Lead Identification and Retargeting: Customers also rave about the ability to not only capture leads but to take action with them. A Capterra review said, “The visitor identification and retargeting features are incredible. We can now track anonymous visitors, identify who they are, and remarket to them via ads and email. It’s helped us capture leads we would have otherwise lost.”

Customer Support: Several reviewers have praised the platform’s customer support. One G2 reviewer shared, “The support team is always responsive and ready to help. Whenever we hit a snag, they’ve been there to guide us through, making sure we get the most out of the platform.”

2. OptinMonster

URL: https://www.optinmonster.com

What it Does: OptinMonster specializes in building email capture forms such as pop-ups, slide-ins, and banners to convert website visitors into subscribers and customers. It’s known for its A/B testing features and exit-intent technology.

Pricing: Plans start at $9/month, billed annually.

Rating: ★★★★☆ (4.5/5)

OptinMonster Email Capture Software Reviews:

OptinMonster is widely praised for its conversion optimization features and exit-intent technology.

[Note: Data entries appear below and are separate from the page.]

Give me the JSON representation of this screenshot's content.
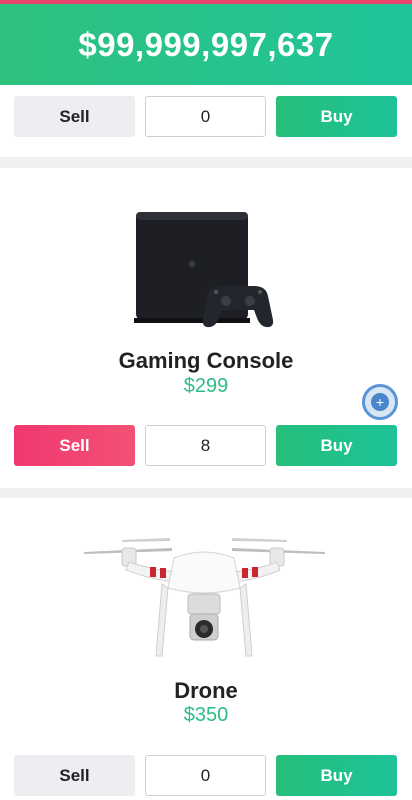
{
  "header": {
    "balance": "$99,999,997,637"
  },
  "products": [
    {
      "name": "",
      "price": "",
      "sell_label": "Sell",
      "quantity": "0",
      "buy_label": "Buy",
      "image_icon": ""
    },
    {
      "name": "Gaming Console",
      "price": "$299",
      "sell_label": "Sell",
      "quantity": "8",
      "buy_label": "Buy",
      "image_icon": "game-console-icon"
    },
    {
      "name": "Drone",
      "price": "$350",
      "sell_label": "Sell",
      "quantity": "0",
      "buy_label": "Buy",
      "image_icon": "drone-icon"
    }
  ],
  "colors": {
    "accent": "#1fc49a",
    "sell_active": "#f0386f",
    "price": "#2ebc86"
  }
}
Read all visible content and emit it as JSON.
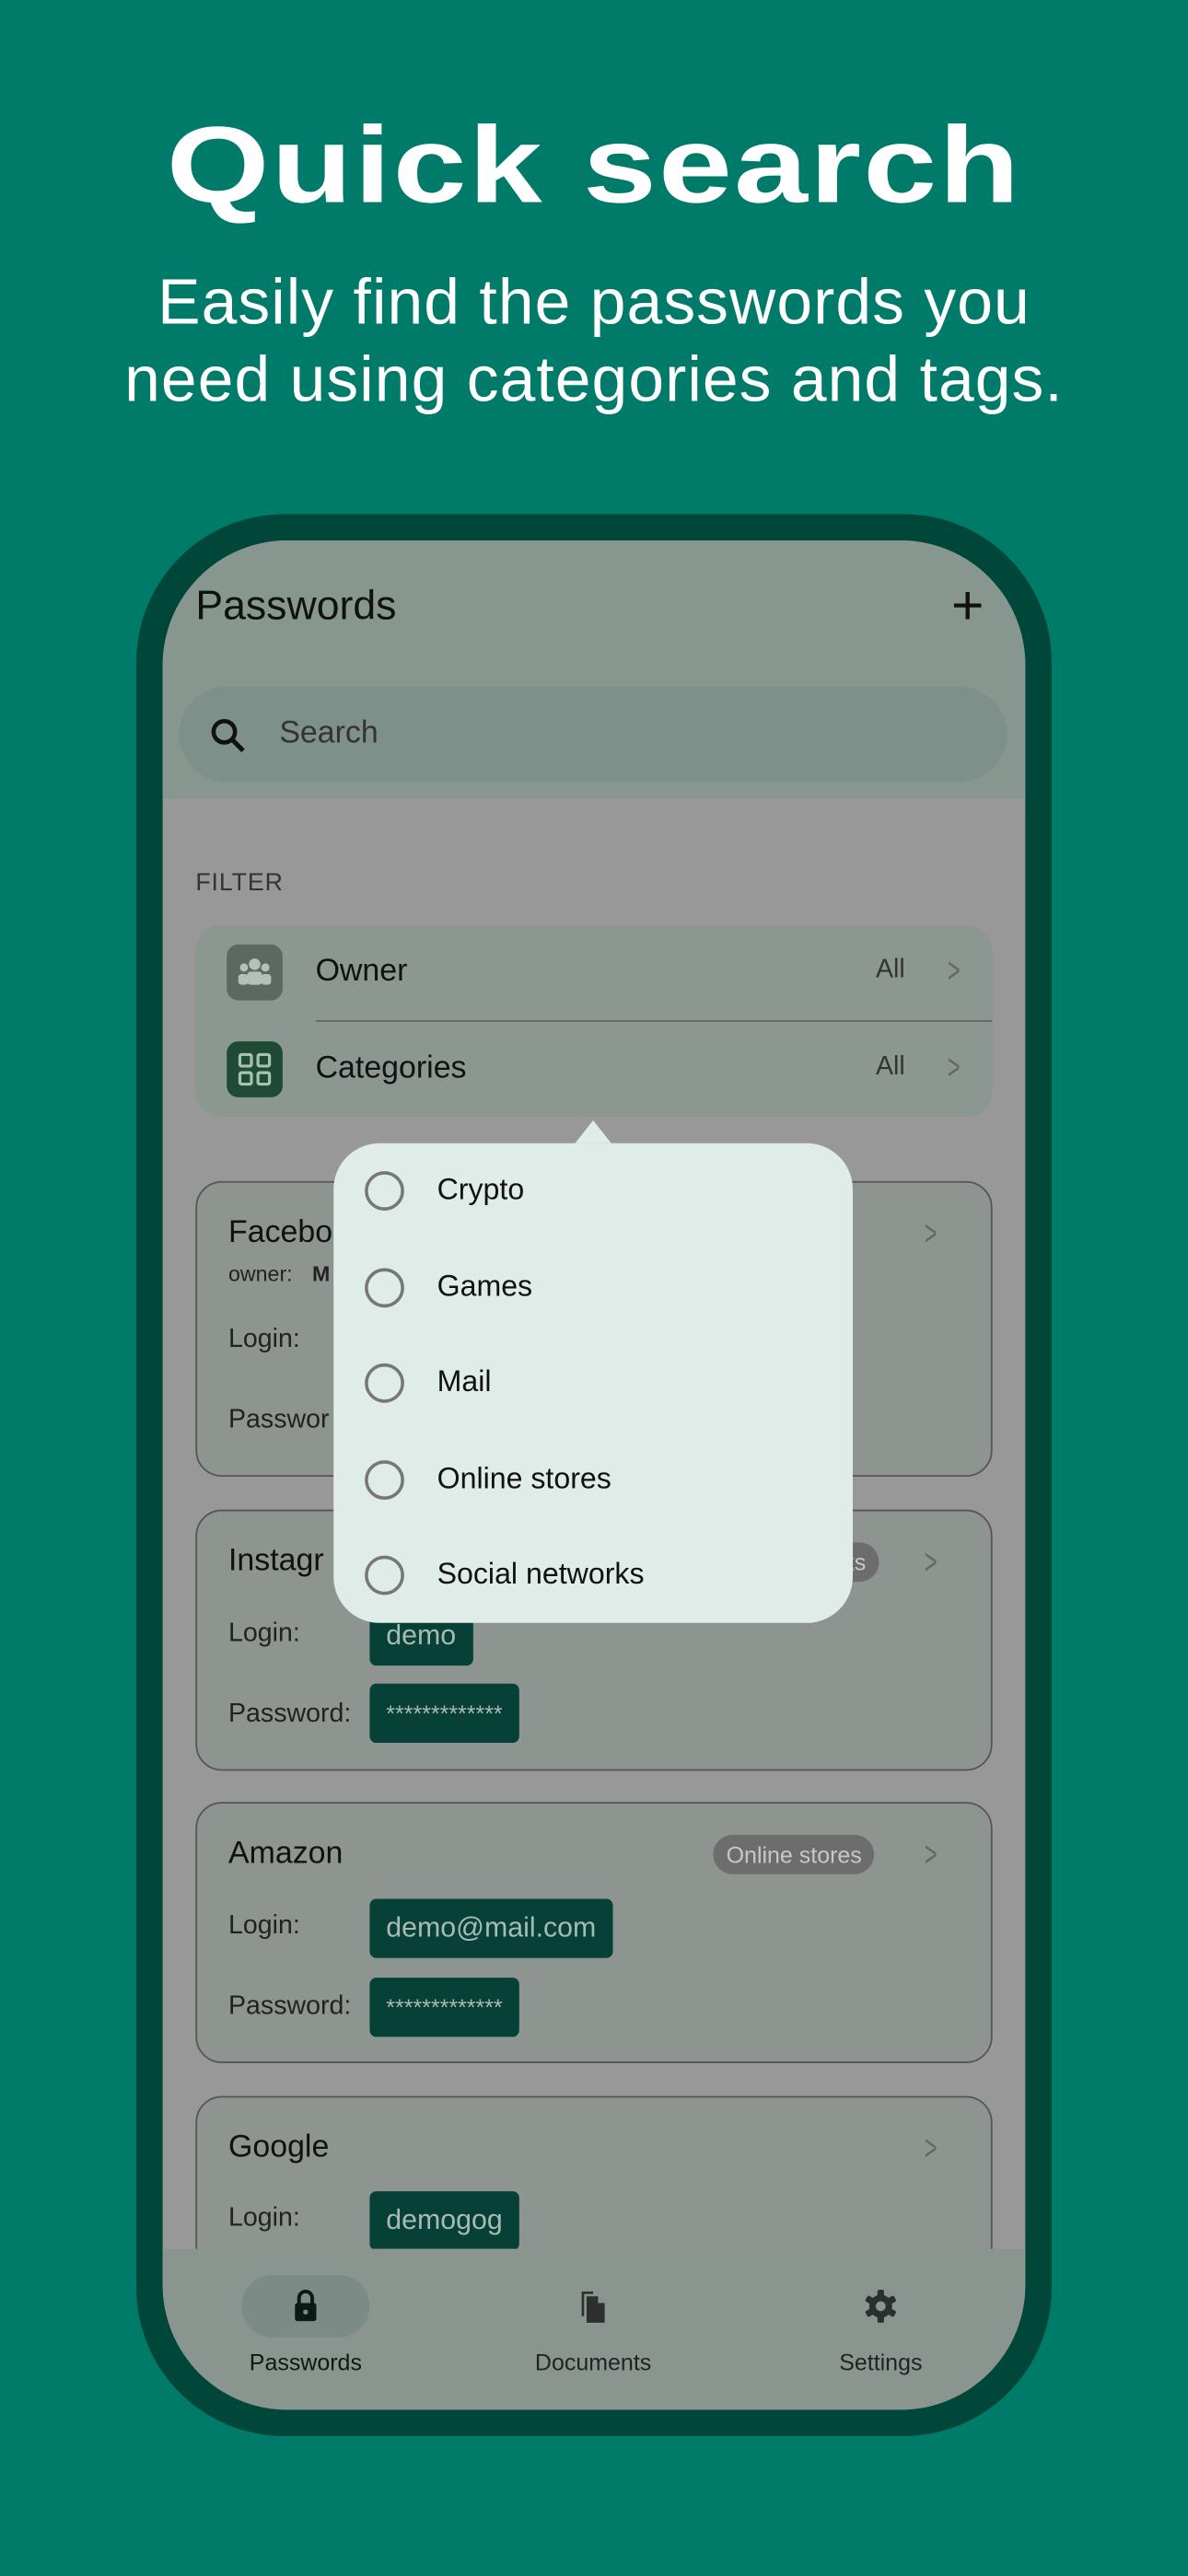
{
  "promo": {
    "headline": "Quick search",
    "subtitle_line1": "Easily find the passwords you",
    "subtitle_line2": "need using categories and tags."
  },
  "colors": {
    "background": "#007a69",
    "frame": "#00473a",
    "chip": "#074036",
    "popup": "#dfece8"
  },
  "app": {
    "title": "Passwords",
    "add_icon": "plus-icon",
    "search": {
      "placeholder": "Search"
    },
    "filter": {
      "label": "FILTER",
      "rows": [
        {
          "label": "Owner",
          "value": "All",
          "icon": "people-icon"
        },
        {
          "label": "Categories",
          "value": "All",
          "icon": "grid-icon"
        }
      ]
    },
    "cards": [
      {
        "title": "Facebo",
        "owner_label": "owner:",
        "owner_value": "M",
        "login_label": "Login:",
        "password_label": "Passwor"
      },
      {
        "title": "Instagr",
        "tag": "ks",
        "login_label": "Login:",
        "login": "demo",
        "password_label": "Password:",
        "password": "*************"
      },
      {
        "title": "Amazon",
        "tag": "Online stores",
        "login_label": "Login:",
        "login": "demo@mail.com",
        "password_label": "Password:",
        "password": "*************"
      },
      {
        "title": "Google",
        "login_label": "Login:",
        "login": "demogog"
      }
    ],
    "popup": {
      "options": [
        {
          "label": "Crypto",
          "selected": false
        },
        {
          "label": "Games",
          "selected": false
        },
        {
          "label": "Mail",
          "selected": false
        },
        {
          "label": "Online stores",
          "selected": false
        },
        {
          "label": "Social networks",
          "selected": false
        }
      ]
    },
    "nav": [
      {
        "label": "Passwords",
        "icon": "lock-icon",
        "active": true
      },
      {
        "label": "Documents",
        "icon": "documents-icon",
        "active": false
      },
      {
        "label": "Settings",
        "icon": "gear-icon",
        "active": false
      }
    ]
  }
}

Lead Conversion: A G2 reviewer shared, “OptinMonster’s exit-intent technology has saved us thousands in lost leads. We’ve been able to capture users who were about to leave and turn them into subscribers or customers.”

User Interface: One user on Trustpilot commented, “The drag-and-drop builder is easy to use, and the templates made it simple to get started without needing a designer.”

Flexibility: On Capterra, a reviewer mentioned, “The flexibility to run different campaigns—pop-ups, slide-ins, banners—has given us a lot of creative control over how we capture leads.”

3. ConvertFlow

URL: https://www.convertflow.com

What it Does: ConvertFlow is a lead generation platform that helps marketers create personalized on-site experiences, including pop-ups, forms, and quizzes, to capture and convert leads. It integrates with various CRM and email marketing platforms to automate follow-ups and email capture.

Pricing: Plans start at $99/month with a 14-day free trial.

Rating: ★★★★☆ (4.6/5)

ConvertFlow Email Capture Software Reviews:

ConvertFlow earns praise for its personalization features and seamless integrations.

Customizability: One G2 user wrote, “The ability to create personalized funnels and on-site experiences is a game-changer for us. ConvertFlow integrates well with our email platform, allowing us to build highly targeted email capture forms.”

Ease of Use: Another reviewer on Capterra mentioned, “We had our pop-ups and lead forms running in no time, and it was super easy to integrate with our CRM.”

Support: Trustpilot reviews frequently mention the helpful customer support, with one stating, “ConvertFlow’s support team walked us through every step of the setup process.”

4. Leadpages

URL: https://www.leadpages.com

What it Does: Leadpages is a landing page builder designed to help businesses capture emails through high-converting landing pages, pop-ups, and alert bars. It integrates with a wide variety of marketing tools.

Pricing: Plans start at $49/month with a 14-day free trial.

Rating: ★★★★☆ (4.4/5)

Leadpages Email Capture Software Reviews:

Leadpages is highly regarded for its landing page builder and conversion tracking tools.

Landing Page Quality: A Capterra user said, “Leadpages makes it simple to create beautiful, high-converting landing pages. We’ve seen a huge boost in our email capture since using the platform.”

Integrations: One G2 reviewer noted, “The integrations with email and CRM systems allow us to instantly follow up with leads, which is essential for our business.”

Support: On Trustpilot, a reviewer commented, “Leadpages’ customer service team is phenomenal. They’re always willing to help us optimize our pages and improve our conversion rates.”

5. Sleeknote

URL: https://www.sleeknote.com

What it Does: Sleeknote helps ecommerce sites convert visitors into leads through personalized pop-ups, slide-ins, and banners. It focuses on capturing emails and reducing cart abandonment with advanced targeting options.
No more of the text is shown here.